It is useful to know what symptoms you might develop but in the course of your disease it is very unlikely that you will suffer from all of the symptoms listed below and certainly not all at the same time. It is also worth remembering that many of us go for years relatively symptom-free.
If you are unsure about any of your symptoms, seek medical advice.
What stage is my PSC at?
People often ask this question. The reality is that the speed at which PSC develops varies from person to person and it is often impossible to predict accurately how quickly the disease will progress in a particular person. Currently there are no tests that accurately “stage” the disease. Imaging of the liver together with blood tests can give doctors an indication but researchers are actively working to find new tests that predict accurately the stage and prognosis of the disease.
In fact, the state of your liver isn’t actually what’s important; it is how well it functions, despite its damage.
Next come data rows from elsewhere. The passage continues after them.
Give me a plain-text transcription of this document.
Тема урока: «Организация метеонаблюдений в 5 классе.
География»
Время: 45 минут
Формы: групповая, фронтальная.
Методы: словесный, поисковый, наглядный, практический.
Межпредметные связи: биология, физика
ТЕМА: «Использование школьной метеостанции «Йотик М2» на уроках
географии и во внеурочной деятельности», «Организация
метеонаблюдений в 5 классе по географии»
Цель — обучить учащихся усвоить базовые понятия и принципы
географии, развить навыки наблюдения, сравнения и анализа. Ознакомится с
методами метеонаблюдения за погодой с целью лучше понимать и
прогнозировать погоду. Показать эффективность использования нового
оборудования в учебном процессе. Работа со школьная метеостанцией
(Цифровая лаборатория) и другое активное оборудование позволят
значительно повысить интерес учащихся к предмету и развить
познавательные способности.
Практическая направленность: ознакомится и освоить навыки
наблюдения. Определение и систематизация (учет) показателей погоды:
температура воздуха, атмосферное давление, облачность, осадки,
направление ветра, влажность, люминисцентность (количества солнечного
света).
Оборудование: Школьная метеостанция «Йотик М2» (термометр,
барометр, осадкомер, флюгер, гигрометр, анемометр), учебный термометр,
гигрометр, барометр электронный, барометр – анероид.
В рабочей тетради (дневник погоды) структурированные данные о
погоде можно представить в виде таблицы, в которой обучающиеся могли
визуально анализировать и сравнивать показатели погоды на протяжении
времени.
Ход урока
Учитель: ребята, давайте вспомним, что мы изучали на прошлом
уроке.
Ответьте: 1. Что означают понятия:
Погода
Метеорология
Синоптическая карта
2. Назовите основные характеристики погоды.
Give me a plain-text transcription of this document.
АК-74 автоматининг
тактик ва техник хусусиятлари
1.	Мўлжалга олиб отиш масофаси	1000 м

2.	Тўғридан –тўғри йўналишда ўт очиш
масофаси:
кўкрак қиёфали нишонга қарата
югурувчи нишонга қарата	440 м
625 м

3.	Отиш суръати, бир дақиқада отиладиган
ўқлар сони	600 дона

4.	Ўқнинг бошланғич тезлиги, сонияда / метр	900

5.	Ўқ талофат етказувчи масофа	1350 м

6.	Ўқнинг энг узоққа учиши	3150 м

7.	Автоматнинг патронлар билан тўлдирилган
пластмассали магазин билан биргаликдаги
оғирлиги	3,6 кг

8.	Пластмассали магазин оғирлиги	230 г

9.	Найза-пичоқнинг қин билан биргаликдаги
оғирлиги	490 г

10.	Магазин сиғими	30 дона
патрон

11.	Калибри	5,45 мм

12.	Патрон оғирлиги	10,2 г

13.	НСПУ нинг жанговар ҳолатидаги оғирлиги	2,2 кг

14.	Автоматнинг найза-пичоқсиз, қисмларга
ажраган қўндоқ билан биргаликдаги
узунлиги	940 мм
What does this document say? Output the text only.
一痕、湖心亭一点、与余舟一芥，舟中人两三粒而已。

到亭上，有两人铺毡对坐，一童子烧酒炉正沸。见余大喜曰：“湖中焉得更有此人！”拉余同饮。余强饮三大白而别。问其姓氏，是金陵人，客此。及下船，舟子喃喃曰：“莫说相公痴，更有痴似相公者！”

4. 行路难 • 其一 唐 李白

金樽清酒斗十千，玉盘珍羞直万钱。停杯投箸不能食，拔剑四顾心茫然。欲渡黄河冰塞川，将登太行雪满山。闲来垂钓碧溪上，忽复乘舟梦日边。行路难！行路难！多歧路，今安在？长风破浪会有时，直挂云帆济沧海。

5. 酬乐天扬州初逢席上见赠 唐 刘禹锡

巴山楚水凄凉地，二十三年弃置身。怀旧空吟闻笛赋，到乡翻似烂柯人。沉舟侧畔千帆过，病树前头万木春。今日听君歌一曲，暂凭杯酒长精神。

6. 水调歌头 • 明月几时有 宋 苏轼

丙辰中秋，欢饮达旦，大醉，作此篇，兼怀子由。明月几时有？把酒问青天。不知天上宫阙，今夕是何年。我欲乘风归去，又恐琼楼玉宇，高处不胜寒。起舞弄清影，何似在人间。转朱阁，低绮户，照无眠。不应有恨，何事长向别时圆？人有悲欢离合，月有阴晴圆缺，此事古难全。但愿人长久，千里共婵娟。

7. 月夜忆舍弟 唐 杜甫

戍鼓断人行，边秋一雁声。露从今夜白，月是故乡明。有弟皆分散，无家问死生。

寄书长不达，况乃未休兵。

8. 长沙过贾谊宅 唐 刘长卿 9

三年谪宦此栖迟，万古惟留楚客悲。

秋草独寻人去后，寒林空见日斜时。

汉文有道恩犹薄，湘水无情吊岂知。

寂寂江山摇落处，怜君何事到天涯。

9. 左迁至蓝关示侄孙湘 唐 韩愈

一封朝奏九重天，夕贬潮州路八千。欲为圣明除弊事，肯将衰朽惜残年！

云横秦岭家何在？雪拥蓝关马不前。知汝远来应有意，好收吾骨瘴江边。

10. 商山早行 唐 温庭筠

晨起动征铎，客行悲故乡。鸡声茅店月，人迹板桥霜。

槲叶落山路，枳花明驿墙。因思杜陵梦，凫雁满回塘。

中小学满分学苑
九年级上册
Typically the disease progresses through four stages:
- Stage 1 lesions start to develop in the bile ducts.
- Stage 2 the lesions become more established and show up on MRI scans.
- Stage 3 bile ducts undergo degenerative processes and disappear.
- Stage 4 the liver becomes permanently scarred, a process called cirrhosis.
Although these stages are useful to understand, the progression of the disease may be of little help to the individual patient. Some PSCers can have ‘Stage 4’ disease with a liver that is functioning well, and not causing any major symptoms whereas others could be at ‘stage 4’ and on the liver transplant list. The important thing is how the liver copes with the scarring and whether it is able to continue to function.
The fact that each PSCer’s symptoms are slightly different, that the scarring progresses at different rates, and the fact that many PSCers are asymptomatic for many years makes PSC very difficult to study.